Lord Moylan’s Foetal Sentience Committee Bill received its second reading within the Lords on Friday and can now progress to Committee Stage.
At the beginning of the controversy, Lord Moylan said there have been “inconsistencies” with attitudes towards sentient animals, noting the Animal Welfare (Sentience) Bill 2022, which required the federal government to establish and maintain a committee to advise on policy in relation to animal sentience.
He said, “That Act, noble Lords may recall, declares mammals and certain categories of shellfish to be sentient. I can be surprised if my noble friend the Minister desired to say that a human foetus must be denied the identical esteem as a lobster, but in indisputable fact that is the present position.
“We have legal protections for lobsters and decapod crustaceans—I remember the discussions throughout the passage of that Bill about those animals—in addition to all mammals, but now we have no view, let alone protection, for the human foetus.
“There can be an inconsistency with the Animals (Scientific Procedures) Act 1986, which defines protected animals and protects their foetuses from some extent two-thirds through the gestation period. We have legal protection for canine foetuses from seven weeks onwards, but we don’t even have informal policy advice for the human foetus and its own sentience.
“This bill would open a path to correcting that, by allowing scientists to come back together and reach an agreed view and a developing view, in the sunshine of recent discoveries.”
He also pointed to disagreements amongst various medical bodies concerning the point at which unborn babies can experience pain.

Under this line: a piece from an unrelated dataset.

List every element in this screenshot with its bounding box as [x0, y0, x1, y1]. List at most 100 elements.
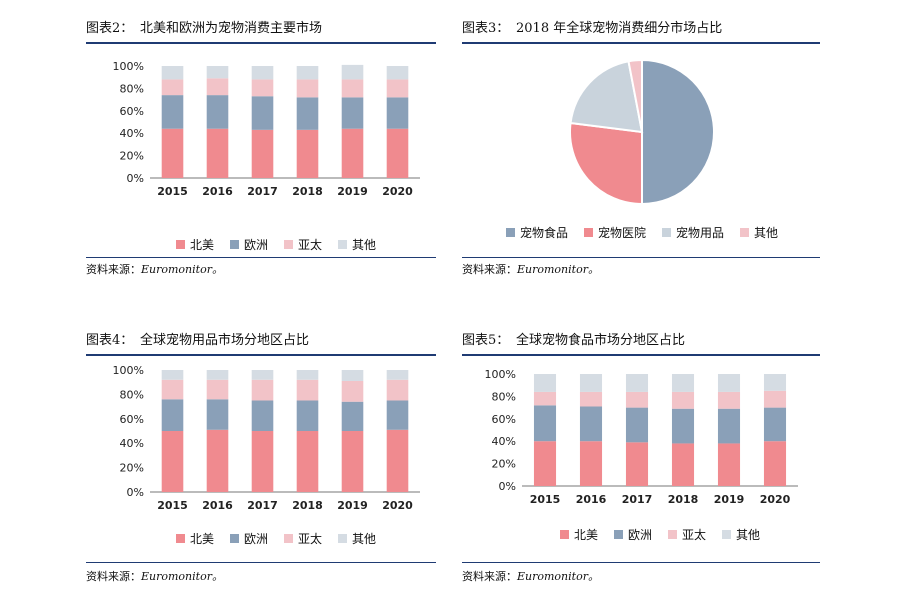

Lord Alton pointed to a different contradiction raised several times throughout the debate, that the NHS recommends using analgesics during surgery on unborn babies with spina bifida after 20 weeks “but pain relief is just not mandatory for foeticide abortions”.

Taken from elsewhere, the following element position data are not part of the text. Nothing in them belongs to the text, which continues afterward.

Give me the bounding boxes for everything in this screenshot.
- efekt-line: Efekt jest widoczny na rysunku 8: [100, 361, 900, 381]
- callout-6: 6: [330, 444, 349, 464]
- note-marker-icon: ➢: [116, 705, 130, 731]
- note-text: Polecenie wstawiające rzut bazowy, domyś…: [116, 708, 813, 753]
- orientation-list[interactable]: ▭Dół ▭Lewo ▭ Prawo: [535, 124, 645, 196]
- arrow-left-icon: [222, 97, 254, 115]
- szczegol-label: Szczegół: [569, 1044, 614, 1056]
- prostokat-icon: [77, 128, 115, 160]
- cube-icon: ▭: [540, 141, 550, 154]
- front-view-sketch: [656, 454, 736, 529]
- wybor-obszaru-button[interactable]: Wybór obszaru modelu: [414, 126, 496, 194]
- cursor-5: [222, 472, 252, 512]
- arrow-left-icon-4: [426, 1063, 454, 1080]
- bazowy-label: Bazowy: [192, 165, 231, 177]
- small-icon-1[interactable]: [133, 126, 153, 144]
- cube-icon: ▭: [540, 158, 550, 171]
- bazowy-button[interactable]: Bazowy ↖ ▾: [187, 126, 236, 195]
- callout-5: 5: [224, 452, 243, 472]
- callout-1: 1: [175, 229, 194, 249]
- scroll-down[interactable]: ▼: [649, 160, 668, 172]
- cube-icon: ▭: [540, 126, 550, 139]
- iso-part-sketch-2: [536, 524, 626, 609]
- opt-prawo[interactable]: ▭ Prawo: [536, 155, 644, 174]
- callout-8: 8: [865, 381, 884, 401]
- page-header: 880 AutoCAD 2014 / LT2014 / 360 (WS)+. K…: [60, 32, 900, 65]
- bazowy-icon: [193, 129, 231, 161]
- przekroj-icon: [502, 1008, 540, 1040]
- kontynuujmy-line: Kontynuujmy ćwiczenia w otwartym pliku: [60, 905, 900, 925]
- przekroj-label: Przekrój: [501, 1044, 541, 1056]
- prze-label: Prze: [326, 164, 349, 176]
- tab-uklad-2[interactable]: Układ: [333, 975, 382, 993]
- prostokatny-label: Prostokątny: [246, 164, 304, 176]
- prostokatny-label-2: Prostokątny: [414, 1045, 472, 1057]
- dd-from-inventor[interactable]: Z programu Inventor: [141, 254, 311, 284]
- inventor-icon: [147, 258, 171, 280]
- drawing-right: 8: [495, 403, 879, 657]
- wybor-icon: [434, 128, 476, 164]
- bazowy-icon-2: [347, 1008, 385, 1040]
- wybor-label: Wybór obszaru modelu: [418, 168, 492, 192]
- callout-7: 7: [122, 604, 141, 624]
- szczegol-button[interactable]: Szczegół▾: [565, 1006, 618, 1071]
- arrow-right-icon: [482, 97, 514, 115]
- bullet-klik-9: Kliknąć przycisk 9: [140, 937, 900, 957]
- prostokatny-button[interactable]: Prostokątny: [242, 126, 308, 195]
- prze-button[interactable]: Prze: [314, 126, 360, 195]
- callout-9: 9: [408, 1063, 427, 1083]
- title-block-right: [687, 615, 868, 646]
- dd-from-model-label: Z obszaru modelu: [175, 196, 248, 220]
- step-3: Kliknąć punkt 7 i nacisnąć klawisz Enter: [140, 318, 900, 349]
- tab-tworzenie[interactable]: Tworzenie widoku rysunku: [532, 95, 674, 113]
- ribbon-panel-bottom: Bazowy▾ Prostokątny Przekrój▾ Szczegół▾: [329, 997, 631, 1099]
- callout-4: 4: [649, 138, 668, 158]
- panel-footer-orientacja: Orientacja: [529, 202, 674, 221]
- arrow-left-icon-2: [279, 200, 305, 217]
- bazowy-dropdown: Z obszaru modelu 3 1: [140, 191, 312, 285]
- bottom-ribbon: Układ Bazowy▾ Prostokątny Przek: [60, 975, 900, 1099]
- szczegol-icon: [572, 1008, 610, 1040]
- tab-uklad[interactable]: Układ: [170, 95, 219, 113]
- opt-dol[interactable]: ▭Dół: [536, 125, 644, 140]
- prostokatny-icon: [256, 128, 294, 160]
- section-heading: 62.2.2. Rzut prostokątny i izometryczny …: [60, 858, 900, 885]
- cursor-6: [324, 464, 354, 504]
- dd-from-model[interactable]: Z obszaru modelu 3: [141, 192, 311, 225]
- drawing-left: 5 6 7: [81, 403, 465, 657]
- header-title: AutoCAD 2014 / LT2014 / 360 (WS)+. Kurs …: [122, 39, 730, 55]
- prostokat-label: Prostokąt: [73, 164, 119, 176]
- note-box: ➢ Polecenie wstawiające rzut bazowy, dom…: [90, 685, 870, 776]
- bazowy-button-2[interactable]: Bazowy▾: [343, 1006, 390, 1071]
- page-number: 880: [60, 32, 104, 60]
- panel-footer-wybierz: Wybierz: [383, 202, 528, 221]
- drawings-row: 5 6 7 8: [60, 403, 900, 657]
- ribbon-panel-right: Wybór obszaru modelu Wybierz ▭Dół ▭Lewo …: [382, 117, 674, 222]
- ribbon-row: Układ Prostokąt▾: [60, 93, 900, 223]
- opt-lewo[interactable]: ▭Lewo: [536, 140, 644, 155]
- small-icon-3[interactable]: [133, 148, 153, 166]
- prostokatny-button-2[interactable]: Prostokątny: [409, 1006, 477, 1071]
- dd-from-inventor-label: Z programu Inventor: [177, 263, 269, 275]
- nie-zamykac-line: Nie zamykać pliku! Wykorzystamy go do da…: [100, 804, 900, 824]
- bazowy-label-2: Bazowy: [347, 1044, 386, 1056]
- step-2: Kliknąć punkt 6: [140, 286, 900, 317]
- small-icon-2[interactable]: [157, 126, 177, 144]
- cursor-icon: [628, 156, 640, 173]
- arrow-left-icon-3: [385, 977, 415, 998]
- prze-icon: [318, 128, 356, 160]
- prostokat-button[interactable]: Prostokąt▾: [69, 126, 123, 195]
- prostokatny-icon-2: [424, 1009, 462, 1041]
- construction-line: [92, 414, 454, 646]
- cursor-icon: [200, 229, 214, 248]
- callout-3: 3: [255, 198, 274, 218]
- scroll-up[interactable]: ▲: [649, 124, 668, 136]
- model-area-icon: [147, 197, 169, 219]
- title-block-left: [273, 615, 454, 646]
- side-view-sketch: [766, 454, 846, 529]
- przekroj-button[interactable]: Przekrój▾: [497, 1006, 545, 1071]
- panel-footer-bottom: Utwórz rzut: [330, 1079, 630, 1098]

“Why should we care? First, this can be a human rights issue. The preamble to the UN Convention on the Rights of the Child, to which the UK is a signatory, states that the kid ‘needs special safeguards and care, including appropriate legal protection, before’ — please note that word — ‘in addition to after birth’,” he said.
“We have obligations that should be honoured, and the way will we try this without expert research or guidance policy?”
Lord Alton added that being pro-life and believing in the precise to life as a human right “doesn’t make people misogynist bigots, and so they mustn’t be caricatured as such”.
Baroness Smith of Newnham argued that there was a necessity for greater consensus and clarity.
“Surely, if a foetus of 24, 25 or 26 weeks’ gestation is sentient—whether the proposal is for a medical intervention or for abortion—nobody would want the foetus to suffer, including the lady carrying the foetus, whether or not they intend to hold it to term or they don’t wish it to live,” she said.
“Surely no one desires to inflict pain. If we understand at what point foetal sentience really comes into play, appropriate decisions and suggestions could be made.
“At the moment, arrangements for medical interventions are in place just for spina bifida, but there are other cases of in utero interventions that must be explored.”
Lord Robathan linked the query of foetal sentience to the present debate about decriminalising late-term abortions.
“The reason why I’m putting down a marker today is that there’s talk of decriminalising late abortions, after one or two very high-profile cases of a mother being prosecuted. In the actual case I’m considering of, a mother aborted at home, through drugs, a 36-week-old foetus,” he said.
“Of course, that child could have lived perfectly happily, so now we have to ask ourselves not about women’s rights, but about where murder begins and murder ends. A toddler that might have been born perfectly happily—that’s being born within the ward round the corner—being aborted when it could have lived, seems to me to be a really, very serious matter.
“I put this down as a marker because I hope that no one will pursue the concept we decriminalise late abortions, which can happen at home. This is just not about women’s rights, but about an honest, humane society.”